Avrei voluto scrivere le mie prime parole in qualità di vicesindaco della nostra città, Reggio Calabria, magari in occasione del primo risultato positivo concluso da questa Giunta. Ma il battage negativo che vede coinvolto me in prima persona e, di riflesso, anche il Sindaco Giuseppe Falcomatà, mi obbliga a un chiarimento, anzitutto con i cittadini.
La nostra campagna elettorale è stata impostata sulla trasparenza e sull’onestà, valori essenziali nei quali credo fortemente come persona e come professionista, prima ancora che come amministratore. Quindi vorrei chiarire che il rapporto di parentela di cui si parla in alcuni giornali, e con il quale viene minata la trasparenza della mia nomina, è pretestuoso oltreché inesistente dal punto di vista giuridico e morale. Colgo invece l’occasione per ringraziare i cittadini per la fiducia che mi hanno dimostrato. Ringrazio naturalmente anche il Sindaco e la Giunta con cui è appena iniziato un rapporto che tutti ci auguriamo possa essere all’altezza delle esigenze della città, e ringrazio i vertici del mio partito, il Centro Democratico: l’on. Bruno Tabacci, il sen. Pietro Fuda e l’on. Pasquale Tripodi.
Sono alla mia prima esperienza politica e sono entusiasta dell’occasione che mi è stata data.
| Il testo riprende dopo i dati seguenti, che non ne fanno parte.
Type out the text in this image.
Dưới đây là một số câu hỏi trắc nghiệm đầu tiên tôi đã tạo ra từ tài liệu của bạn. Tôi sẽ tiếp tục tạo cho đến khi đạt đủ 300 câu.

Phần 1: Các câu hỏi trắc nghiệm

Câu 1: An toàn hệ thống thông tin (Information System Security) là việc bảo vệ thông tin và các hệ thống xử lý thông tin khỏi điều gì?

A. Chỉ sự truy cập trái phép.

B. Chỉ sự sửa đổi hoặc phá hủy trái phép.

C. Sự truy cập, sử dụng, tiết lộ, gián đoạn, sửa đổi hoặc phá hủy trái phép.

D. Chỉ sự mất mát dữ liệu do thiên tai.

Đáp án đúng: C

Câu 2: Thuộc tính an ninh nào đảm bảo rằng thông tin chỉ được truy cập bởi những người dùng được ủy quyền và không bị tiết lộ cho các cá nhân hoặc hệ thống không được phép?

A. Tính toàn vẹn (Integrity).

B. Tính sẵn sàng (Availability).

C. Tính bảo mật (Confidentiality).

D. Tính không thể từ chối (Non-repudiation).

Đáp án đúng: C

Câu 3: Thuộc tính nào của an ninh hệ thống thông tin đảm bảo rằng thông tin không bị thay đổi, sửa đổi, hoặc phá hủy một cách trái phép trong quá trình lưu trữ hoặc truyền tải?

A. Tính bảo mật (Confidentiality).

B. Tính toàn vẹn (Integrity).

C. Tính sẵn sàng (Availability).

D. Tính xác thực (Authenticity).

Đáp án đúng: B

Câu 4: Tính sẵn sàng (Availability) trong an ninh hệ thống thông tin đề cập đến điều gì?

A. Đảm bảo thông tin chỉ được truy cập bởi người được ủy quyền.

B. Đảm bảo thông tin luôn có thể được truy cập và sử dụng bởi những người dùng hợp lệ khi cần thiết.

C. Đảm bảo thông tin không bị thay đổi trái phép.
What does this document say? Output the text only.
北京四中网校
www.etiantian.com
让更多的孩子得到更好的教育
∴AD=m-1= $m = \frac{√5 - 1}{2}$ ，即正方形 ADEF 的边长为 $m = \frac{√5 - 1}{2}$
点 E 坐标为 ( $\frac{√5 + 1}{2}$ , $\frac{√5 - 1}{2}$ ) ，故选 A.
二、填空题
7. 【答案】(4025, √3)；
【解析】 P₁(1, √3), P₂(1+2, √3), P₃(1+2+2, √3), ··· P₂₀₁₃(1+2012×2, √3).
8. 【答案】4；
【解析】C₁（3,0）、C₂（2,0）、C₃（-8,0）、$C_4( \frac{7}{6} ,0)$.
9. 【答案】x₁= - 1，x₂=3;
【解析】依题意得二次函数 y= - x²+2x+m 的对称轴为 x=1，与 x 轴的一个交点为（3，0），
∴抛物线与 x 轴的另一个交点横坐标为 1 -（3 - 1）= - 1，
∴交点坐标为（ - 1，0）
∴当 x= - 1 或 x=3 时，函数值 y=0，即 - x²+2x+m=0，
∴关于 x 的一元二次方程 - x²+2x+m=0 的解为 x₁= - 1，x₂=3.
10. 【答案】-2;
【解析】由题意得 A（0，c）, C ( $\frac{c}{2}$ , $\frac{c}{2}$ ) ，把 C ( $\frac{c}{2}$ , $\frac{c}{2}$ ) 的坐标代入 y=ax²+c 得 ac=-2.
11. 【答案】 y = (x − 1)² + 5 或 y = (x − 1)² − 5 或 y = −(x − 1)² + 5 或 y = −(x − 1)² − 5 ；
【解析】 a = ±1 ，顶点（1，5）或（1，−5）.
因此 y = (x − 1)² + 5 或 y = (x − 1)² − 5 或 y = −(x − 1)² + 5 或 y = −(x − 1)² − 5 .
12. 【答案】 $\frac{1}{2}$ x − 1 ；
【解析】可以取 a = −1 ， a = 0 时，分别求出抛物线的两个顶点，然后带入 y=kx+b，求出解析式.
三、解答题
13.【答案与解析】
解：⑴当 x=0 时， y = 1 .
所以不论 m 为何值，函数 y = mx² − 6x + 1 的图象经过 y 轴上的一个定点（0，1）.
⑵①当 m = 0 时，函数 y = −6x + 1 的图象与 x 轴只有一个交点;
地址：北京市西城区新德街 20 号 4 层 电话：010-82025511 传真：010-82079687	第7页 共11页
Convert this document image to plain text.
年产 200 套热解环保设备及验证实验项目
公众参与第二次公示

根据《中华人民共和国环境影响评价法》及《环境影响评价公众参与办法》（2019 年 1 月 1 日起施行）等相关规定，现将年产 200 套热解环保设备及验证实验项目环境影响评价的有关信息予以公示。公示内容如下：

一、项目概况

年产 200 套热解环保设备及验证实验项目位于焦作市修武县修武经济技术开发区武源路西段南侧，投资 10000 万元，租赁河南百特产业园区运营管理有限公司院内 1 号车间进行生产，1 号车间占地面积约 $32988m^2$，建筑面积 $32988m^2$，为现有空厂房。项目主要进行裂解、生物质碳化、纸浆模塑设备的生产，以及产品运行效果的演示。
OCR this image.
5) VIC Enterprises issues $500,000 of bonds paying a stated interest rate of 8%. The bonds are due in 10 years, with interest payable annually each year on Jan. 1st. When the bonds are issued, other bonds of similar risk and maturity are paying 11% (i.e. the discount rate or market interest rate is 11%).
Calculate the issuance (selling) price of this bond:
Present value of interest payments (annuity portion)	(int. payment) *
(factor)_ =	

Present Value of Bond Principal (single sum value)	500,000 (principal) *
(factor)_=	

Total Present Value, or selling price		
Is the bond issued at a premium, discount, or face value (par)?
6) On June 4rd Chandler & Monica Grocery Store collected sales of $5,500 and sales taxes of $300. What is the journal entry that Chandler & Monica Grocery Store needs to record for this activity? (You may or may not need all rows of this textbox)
Io sono un medico. Vivo a stretto contatto con le persone. Le ascolto. Il mio lavoro è quello di cercare di risolvere i loro problemi attraverso lo studio, la scienza ma anche l’umanità, l’attenzione. Il mio impegno per la nostra città è trasferire queste mie competenze professionali e attitudini umane anche al mio nuovo incarico di amministratore. Reggio Calabria è una città che ha bisogno di essere ascoltata ed ha bisogno di una cura per rinascere. Credo fermamente che il Sindaco Falcomatà abbia intrapreso il percorso giusto; noi siamo qui accanto a lui per seguire e portare a termine questo progetto di rinascita. Le critiche, il confronto, saranno sempre gradite laddove abbiano un senso e uno scopo. Ma se si tratta di parole vuote e false usate solo per gettare ombra alimentando un clima di sfiducia, allora in questo caso le respingo, le respingiamo, con forza.